La Joya ISD Working to Contest Organized Crime Recruitment
LA JOYA – A local school district is working with authorities to fight criminal organizations from influencing their youth.
Students from La Joya Independent School District were being recruited in bulk a couple years ago to smuggle people who were in the country illegally for a few hundred dollars.
“Throughout the Valley, we were having to fight human smuggling organizations and the drug cartel organizations. I guess they thought that teenagers, you know, if they get caught there’s really not going to be any serious consequences,” La Joya ISD Police Chief Raul Gonzalez said. “These kids were being recruited for the sole purpose of getting money, you know, you give a kid $500, $1,000, how can you say no to that.”
Gonzalez said there’s been a slowdown of these cases.
Brenda Anzualda said the dangers are still present. The aunt said she knows ill-intentioned people prey on the youth with tempting offers.
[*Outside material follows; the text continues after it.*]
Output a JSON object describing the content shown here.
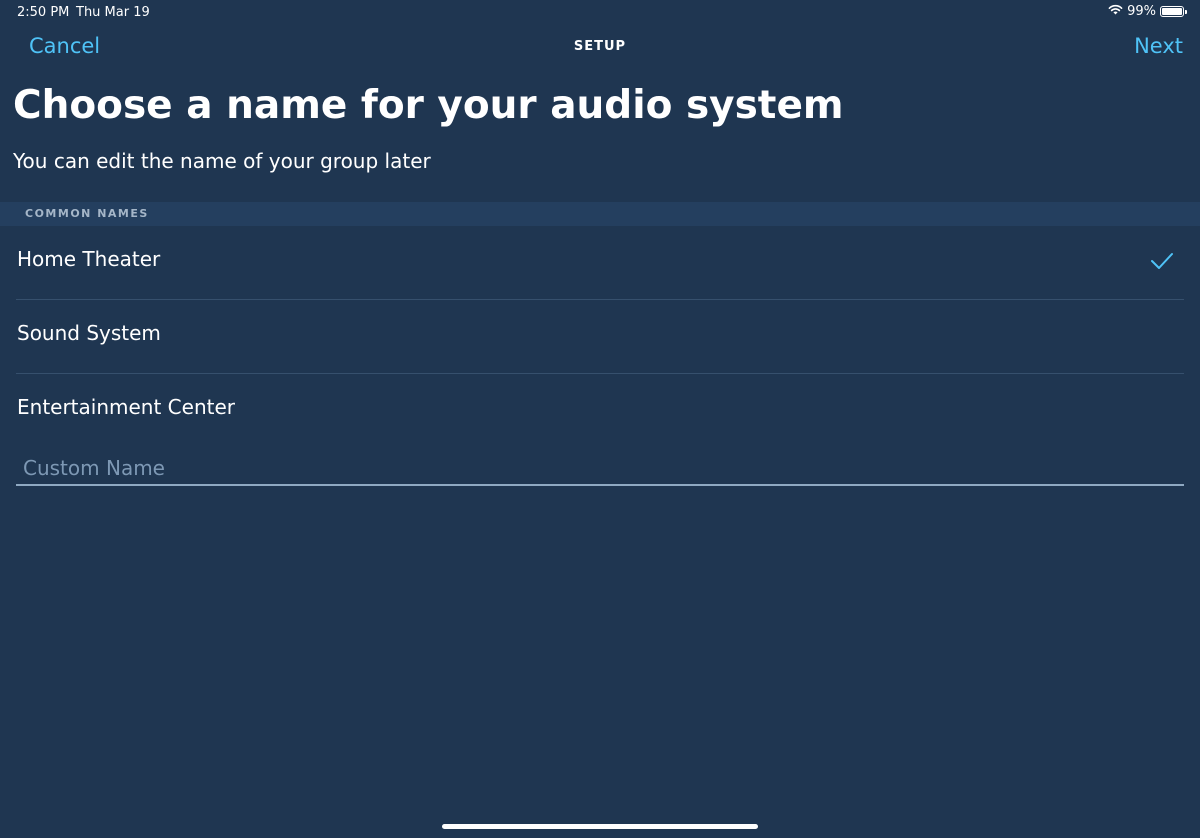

“I haven’t been here in 20 years, like I was saying everything is different. Like there’s more state troopers, more Border Patrol. I see a lot of high speed chases here. It’s just not the same to me, family oriented than it was back then. It’s kind of scarier to me so it’s just. I’m very cautious of my nieces and nephews being everywhere they’re not supposed to be,” she said.
The Hidalgo County District Attorney Ricardo Rodriguez said there’s heavy enforcement for 17-year olds committing crimes. Under Texas law, they will be tried as adults.
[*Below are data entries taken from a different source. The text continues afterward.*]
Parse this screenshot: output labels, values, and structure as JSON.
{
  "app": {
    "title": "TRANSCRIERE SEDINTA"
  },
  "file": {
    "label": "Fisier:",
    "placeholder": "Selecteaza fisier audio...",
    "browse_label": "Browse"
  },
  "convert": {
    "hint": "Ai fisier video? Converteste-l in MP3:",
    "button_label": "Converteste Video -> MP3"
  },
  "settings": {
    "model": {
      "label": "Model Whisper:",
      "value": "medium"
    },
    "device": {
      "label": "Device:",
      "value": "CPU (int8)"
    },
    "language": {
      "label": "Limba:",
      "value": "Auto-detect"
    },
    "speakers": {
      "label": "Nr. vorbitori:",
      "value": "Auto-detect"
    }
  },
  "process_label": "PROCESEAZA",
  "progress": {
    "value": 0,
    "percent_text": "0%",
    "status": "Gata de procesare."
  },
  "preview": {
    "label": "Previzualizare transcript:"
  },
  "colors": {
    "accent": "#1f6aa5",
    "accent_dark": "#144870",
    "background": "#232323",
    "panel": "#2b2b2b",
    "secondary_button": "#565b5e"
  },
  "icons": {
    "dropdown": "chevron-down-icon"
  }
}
“Because of a mistake that they make, and usually them being so young, a lot of times this is the first time they get in trouble so they ruin their futures, and obviously there’s great consequences,” he said.
The consequences range from a first, second or third-degree felony, resulting in a possible long prison sentence.
Gonzalez pointed out that teenagers involved in human smuggling in one city bleeds into other areas of the valley.
“What happens in McAllen affects us. What happens here in La Joya affects people in Edinburg. So we have a very good working relationship with all law enforcement agencies,” he said.
“I want that good feeling back again for not just for me, but for the families around here with these kids, you know. They have a place that they call home. You know like they say don’t mess with Texas, well don’t mess with our kids either,” Anzualda said.
Gonzalez said there has been a decrease within this year in high schoolers being involved in human smuggling, but they are still fighting the drug use.
Gonzalez mentioned La Joya ISD started the first offender program a year ago. It gives students a second chance and a clean slate upon completion of the program.
It involves a 4-hour weekly class for about three months. Parents or guardians are also required to attend.
The course offers students a time to learn about consequences for their actions and teaches them how to avoid making bad decisions.
“We give them another opportunity. They start all new, they go through some classes and we get to talk to them… before the bad guys talk to them,” he said.
Gonzalez said since the string of human smuggling cases with teens in the area, the district created a better line of communication with DPS, Border Patrol, the district attorney’s office and local law enforcement. The department share intel in hopes of better tracking crime in schools.